Friday, April 17, 2009

The Weight of Change


I was chatting with a friend today about a subject that has been weighing heavily on both of our hearts. Irrevocable change. The simple knowledge that life will never stay as it was, and even though you welcome the changes you still deeply mourn the past. I felt that today, as I wearily ran all day long. From here to there. Dropping off one set of kids here, another set of kids there, exchanging car seats with Mr. Clean, picking up children to drop them off again and take another somewhere else. This is not much different from a lot of other mothers; I am not ignorant to that fact. I just miss the "before".

Before, I had three children whom I adored and overwhelmed me to the core. Probably almost as equally as the five I have now. We had been a little family of five for just four years. C'sa was starting to be a little more independent, needing me less for the simple things, like getting her head unwedged from the armhole of her shirt. Xena was almost 6 and ready to let her love of reading take her on amazing adventures and my eldest child, K.Z. was starting his detachment phase from Momma that all boys experience and was gravitating more toward"Daddy".


Then came Iggy. As you may know Iggy is our delightful 15 month old foster son. We brought him home from the hospital at just a mere two and a half days old and we adore him beyond comprehension. He immediately changed the fabric of our family, which is how we knew that if there was any chance he was unable to be reunited with his biological parents, we wanted him. Lock, stock and barrel.


After Iggy came home I got a case of the baby blues (mild form of post pardum depression). I have had it before, after all three of my biological children, so I knew what was happening, but it seemed odd. I thought the baby blues happened due to all the changes in my hormonal balance after spitting out a baby. For Iggy, it happened because of the knowledge that my cozy little family had changed.
We settled into life as a family of six, even without knowing how long Iggy would stay.

Eleven months later came Eazy, our three year old foster son. And while I did not experience the baby blues again, I did panic a little. My cozy family of five from just a year previous had just now exploded into a family of seven. It made me sad.
I thought I was a little bit crazy.

We
wanted these boys. We signed up to be their parental units for as long as they needed us, yet I was panicking about losing the little family dynamic that we once had. Selfish vacation plans that had been made were thwarted, the need of changing vehicles due to necessity made me bitter instead of grateful for my expanded family. I felt like I was losing my mind.

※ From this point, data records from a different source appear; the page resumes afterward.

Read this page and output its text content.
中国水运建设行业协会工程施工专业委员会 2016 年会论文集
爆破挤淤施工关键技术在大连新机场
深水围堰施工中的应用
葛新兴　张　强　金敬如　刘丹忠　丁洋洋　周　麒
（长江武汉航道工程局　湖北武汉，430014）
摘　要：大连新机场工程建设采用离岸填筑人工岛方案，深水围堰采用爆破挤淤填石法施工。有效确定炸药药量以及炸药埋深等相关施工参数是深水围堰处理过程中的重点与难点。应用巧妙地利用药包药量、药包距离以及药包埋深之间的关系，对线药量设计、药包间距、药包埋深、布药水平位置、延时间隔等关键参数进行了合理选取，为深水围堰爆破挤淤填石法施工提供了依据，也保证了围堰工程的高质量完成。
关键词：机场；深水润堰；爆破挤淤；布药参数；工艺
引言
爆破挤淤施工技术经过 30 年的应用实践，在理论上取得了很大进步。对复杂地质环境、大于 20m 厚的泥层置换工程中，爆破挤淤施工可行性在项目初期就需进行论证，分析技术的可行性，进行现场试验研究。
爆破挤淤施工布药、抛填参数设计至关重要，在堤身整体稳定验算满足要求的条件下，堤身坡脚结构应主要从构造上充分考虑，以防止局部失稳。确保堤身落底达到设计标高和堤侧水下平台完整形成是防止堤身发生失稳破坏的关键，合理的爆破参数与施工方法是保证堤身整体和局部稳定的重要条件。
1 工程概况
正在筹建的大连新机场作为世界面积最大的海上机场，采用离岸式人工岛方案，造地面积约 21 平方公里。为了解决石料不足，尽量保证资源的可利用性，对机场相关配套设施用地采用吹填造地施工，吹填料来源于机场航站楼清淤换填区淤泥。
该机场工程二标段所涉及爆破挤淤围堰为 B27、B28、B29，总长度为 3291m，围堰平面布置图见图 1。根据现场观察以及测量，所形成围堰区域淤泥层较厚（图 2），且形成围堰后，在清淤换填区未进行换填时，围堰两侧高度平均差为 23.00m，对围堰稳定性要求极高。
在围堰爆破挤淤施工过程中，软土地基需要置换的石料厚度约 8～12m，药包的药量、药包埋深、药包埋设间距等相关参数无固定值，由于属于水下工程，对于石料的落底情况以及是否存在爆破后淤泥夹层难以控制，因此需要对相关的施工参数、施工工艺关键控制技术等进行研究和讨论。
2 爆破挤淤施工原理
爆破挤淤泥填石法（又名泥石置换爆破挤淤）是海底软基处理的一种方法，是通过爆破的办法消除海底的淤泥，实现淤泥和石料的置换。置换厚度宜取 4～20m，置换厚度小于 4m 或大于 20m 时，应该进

(Please do not misunderstand. I firmly believe that children, in whatever form they come, are an amazing blessing. The opportunity to bring them up in Christ, and the fact that you have been assigned that crucial task for this particular creation, is humbling. I had a grasp on this the whole time, ironically.)


You feel alone. It is hard to explain to someone, that you are waiting for this new change to feel normal, all while mourning what was your normal. I could have cried when my sweet friend revealed to me a few weeks ago that she had been struggling with this too after giving birth. It is a strange emotion and as much as I hate that she is experiencing this, it is comforting to know, I am not the only one.